There was lots of excitement in the media over the last week, with cocoa prices briefly hitting a 33-year high after a single buyer cornered the market, purchasing and taking delivery of 240,100 tonnes of cocoa.
That’s £658 million worth of cocoa beans, representing around 7% of the world’s annual production of cocoa, or 15% of current global stocks.
The buyer is a hedge fund called Armajaro Holdings, headed up by multi-millionaire Anthony Ward. The fact that Mr Ward has actually taken delivery of the beans suggests that he is stockpiling them, betting on future cocoa shortages with the hope of selling them on for a whopping profit.
There was a disappointing three-day UN World Food Summit in Rome earlier this week. Given that around a billion people are malnourished and suffering the effects of high global food prices, the summit could have been a great opportunity for rich countries to pull together and make real commitments to eradicate world hunger.

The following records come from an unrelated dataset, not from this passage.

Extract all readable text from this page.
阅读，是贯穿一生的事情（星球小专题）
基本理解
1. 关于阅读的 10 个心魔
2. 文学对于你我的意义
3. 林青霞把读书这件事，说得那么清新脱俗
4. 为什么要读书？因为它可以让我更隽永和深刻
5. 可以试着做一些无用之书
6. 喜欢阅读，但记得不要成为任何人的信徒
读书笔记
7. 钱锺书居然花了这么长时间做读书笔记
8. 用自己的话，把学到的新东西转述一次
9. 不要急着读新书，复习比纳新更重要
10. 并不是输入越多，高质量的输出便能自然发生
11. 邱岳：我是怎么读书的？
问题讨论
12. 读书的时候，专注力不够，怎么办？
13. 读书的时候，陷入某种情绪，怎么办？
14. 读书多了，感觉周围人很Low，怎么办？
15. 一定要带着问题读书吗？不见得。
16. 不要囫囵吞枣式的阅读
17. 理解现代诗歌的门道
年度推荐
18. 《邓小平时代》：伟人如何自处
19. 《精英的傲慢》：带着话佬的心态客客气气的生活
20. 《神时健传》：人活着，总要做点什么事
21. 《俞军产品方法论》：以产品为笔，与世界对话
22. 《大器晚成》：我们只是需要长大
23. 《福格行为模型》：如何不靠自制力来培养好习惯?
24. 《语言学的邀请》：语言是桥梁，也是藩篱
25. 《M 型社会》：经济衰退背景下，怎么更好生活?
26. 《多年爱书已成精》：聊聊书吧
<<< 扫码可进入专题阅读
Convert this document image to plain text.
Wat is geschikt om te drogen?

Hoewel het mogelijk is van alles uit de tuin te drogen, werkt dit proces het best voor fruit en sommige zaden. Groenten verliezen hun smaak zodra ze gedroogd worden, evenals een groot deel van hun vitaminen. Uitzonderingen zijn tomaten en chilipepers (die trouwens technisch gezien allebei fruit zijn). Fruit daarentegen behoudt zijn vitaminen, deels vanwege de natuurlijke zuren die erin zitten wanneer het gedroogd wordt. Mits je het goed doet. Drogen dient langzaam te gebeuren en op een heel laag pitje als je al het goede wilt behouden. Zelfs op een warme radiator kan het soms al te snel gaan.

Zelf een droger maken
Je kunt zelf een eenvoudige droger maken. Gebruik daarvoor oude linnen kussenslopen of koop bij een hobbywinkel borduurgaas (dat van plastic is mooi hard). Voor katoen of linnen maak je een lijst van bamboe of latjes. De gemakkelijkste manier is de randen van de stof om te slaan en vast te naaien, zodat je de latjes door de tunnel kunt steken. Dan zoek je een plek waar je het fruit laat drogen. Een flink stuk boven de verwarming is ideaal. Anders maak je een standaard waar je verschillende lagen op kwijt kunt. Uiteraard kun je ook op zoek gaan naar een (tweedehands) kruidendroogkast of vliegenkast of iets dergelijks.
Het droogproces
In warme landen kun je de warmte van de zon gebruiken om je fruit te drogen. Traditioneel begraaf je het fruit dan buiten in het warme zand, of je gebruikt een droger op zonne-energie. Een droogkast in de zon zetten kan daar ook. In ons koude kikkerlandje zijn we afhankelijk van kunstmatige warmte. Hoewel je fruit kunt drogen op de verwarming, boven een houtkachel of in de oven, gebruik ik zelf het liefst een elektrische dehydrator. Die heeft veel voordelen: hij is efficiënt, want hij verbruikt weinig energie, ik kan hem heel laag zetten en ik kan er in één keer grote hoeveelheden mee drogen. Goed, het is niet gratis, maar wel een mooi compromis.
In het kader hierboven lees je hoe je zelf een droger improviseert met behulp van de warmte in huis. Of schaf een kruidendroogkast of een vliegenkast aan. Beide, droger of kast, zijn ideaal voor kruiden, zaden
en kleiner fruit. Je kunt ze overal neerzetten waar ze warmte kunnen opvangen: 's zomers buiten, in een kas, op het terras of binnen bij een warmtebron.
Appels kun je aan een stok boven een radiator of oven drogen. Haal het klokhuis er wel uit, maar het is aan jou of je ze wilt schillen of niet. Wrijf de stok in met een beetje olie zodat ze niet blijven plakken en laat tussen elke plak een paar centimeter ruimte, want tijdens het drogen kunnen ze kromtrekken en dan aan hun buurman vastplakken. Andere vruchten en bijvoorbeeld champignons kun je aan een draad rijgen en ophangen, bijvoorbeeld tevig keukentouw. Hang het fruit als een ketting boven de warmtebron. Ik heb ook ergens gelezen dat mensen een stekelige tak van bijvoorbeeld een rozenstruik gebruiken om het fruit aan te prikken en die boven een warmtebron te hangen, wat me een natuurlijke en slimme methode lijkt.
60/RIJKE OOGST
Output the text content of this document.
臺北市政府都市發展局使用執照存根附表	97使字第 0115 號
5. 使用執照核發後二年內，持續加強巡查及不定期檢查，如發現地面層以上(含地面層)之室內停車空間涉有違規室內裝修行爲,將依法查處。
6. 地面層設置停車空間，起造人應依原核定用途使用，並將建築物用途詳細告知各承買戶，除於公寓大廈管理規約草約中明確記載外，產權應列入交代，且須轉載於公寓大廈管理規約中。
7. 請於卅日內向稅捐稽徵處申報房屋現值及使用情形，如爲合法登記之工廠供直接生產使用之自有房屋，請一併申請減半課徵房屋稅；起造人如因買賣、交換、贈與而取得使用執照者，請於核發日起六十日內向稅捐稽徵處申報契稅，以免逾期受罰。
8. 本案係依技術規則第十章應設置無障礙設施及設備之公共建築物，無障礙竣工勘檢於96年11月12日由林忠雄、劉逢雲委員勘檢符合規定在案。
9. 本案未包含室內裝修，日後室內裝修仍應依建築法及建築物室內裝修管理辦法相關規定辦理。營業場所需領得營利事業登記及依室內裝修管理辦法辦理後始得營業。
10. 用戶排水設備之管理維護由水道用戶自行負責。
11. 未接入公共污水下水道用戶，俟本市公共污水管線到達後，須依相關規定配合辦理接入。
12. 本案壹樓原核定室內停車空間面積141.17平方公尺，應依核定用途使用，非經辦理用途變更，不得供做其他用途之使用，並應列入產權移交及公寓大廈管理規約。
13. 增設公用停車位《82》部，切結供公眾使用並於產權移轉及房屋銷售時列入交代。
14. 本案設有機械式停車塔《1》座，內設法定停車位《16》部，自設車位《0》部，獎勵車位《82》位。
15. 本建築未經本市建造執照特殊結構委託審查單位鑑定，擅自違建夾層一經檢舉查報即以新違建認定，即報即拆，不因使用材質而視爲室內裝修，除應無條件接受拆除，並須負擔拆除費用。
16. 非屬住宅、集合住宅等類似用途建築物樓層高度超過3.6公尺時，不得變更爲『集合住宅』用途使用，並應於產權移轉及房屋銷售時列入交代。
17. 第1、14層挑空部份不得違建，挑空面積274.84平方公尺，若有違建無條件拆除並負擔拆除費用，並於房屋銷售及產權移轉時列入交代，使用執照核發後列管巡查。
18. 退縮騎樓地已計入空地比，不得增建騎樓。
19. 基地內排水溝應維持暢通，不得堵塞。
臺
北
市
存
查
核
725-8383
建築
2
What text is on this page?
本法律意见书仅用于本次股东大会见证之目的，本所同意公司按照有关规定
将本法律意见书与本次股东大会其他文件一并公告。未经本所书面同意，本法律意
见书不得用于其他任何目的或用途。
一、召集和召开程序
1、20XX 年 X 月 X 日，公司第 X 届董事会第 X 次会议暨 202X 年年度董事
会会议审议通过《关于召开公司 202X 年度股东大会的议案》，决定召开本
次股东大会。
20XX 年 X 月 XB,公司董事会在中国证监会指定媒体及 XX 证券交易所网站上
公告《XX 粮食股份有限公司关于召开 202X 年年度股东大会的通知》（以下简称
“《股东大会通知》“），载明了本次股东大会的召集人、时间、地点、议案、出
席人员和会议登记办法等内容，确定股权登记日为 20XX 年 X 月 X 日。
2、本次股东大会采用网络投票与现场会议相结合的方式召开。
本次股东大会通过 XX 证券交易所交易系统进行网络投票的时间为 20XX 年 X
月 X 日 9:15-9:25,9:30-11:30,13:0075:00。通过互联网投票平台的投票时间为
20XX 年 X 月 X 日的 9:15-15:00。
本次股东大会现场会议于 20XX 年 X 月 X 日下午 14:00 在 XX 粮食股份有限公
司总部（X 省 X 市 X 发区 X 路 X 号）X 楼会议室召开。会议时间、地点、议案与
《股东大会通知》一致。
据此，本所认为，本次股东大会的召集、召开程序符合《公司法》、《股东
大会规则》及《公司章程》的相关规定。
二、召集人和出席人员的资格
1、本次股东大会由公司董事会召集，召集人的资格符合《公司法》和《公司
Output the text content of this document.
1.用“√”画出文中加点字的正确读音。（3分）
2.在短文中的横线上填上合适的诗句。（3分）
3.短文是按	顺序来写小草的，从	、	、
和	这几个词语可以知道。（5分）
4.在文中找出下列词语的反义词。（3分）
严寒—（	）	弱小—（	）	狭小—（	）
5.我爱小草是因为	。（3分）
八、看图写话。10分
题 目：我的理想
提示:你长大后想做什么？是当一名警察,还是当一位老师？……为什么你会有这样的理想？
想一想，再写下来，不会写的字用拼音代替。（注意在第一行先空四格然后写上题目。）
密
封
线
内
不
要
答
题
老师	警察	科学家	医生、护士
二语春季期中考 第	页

Instead, Silvio Berlusconi was the only G8 country leader who even bothered to attend the summit. The director general of the Food and Agriculture Organisation, Jacques Diouf, made headlines when he expressed disappointment at the outcome of the summit, and criticised rich countries for managing to mobilise trillions of dollars to combat the financial crisis while neglecting to tackle food security.
It is disappointing because in July this year G8 leaders pledged to put £12bn into boosting sustainable agriculture in poor countries, and now that money is failing to materialise. Agricultural development aid seems to be falling by the wayside once more.
Yet, small-scale, sustainable agriculture is the future. Investing in smallholder farming will not only support the two billion people who depend directly upon it, it is our best chance of feeding the rest of us in the long term.